# Drying out play sand



## Heeb (Jul 31, 2010)

I'm have bought a bag of play sand for my beardie. How could I dry it out quickly?


----------



## onemanandhisfrog (Jul 20, 2009)

In an old tray in the oven m8 works a treat


----------



## Heeb (Jul 31, 2010)

That was just to obvious why didn't I think of that lol. Cheers dude.


----------



## onemanandhisfrog (Jul 20, 2009)

Nps m8! I'm like that sometimes lol


----------



## sambridge15 (Nov 22, 2009)

spread it out as thin as you can i used news paper under a radiator took about an hour


----------



## pinacalada (Jul 21, 2009)

I put it in the oven or put it in tubs/bags on top of my viv where its warm


----------



## herper147 (Feb 7, 2009)

i just stick it in the viv and then it takes a few inutes with the heat in there but i dont put the beardie in for a while


----------



## RACR (Aug 20, 2009)

This might sound daft but what oven temp and how long for?


----------



## Heeb (Jul 31, 2010)

RACR said:


> This might sound daft but what oven temp and how long for?

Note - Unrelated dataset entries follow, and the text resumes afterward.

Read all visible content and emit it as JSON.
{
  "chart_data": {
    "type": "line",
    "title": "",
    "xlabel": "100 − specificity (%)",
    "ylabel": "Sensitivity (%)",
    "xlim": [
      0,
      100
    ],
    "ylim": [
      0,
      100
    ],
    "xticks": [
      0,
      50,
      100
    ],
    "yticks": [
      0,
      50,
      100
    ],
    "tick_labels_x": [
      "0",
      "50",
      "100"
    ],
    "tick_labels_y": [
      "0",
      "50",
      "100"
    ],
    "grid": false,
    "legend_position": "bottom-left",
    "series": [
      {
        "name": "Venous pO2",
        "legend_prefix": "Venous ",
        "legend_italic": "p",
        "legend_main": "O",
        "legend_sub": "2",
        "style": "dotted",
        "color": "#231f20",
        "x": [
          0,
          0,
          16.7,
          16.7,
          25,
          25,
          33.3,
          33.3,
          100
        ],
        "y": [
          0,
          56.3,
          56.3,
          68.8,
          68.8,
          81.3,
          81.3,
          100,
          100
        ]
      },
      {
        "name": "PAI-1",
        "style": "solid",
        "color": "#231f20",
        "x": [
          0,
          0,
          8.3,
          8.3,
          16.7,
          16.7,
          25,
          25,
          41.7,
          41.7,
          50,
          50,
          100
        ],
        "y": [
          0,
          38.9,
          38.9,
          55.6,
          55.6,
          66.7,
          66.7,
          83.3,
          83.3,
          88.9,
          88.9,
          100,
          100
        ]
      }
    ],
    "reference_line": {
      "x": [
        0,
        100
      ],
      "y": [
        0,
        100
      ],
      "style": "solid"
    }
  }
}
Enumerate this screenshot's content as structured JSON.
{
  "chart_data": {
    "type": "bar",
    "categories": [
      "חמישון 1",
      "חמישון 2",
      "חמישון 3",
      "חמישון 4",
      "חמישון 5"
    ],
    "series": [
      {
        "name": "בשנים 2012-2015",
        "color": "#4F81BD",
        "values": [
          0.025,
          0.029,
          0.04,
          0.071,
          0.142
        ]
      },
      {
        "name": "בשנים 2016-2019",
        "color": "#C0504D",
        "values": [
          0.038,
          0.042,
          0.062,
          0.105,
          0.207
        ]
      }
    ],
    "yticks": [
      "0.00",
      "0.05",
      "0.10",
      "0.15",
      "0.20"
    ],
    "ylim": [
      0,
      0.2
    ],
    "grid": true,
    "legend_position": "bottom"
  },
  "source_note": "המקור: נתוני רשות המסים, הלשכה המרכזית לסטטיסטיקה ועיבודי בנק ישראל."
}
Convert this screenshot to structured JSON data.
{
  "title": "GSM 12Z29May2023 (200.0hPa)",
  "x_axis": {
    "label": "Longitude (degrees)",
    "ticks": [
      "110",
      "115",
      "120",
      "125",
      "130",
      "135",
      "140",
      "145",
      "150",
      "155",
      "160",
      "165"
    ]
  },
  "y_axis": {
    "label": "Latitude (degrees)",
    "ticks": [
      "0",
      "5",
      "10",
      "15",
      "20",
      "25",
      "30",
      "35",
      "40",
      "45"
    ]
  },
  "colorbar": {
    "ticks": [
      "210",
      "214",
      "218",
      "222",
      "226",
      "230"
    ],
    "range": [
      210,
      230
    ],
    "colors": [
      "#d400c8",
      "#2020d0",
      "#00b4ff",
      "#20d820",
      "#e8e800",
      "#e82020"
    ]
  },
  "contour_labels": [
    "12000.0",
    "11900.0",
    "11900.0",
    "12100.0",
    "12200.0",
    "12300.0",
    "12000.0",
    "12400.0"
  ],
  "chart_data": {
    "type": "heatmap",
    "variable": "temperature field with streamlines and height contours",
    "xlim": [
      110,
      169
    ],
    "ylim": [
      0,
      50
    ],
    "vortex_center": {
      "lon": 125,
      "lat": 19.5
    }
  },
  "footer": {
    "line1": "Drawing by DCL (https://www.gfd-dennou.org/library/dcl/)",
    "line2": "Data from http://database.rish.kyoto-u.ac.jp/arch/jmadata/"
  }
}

I whacked I on full and cooked until dry.


----------



## marcusjelly (Aug 25, 2010)

if its normal sand i would not bother, has nasties in it
sharp sand or kiln dried is already ovened for you .
full230c heat needed


----------



## marcusjelly (Aug 25, 2010)

*sand*

if its normal sand i would not bother, has nasties in it
sharp sand or kiln dried is already ovened for you .
full230c heat needed


----------



## RACR (Aug 20, 2009)

Thanks..


----------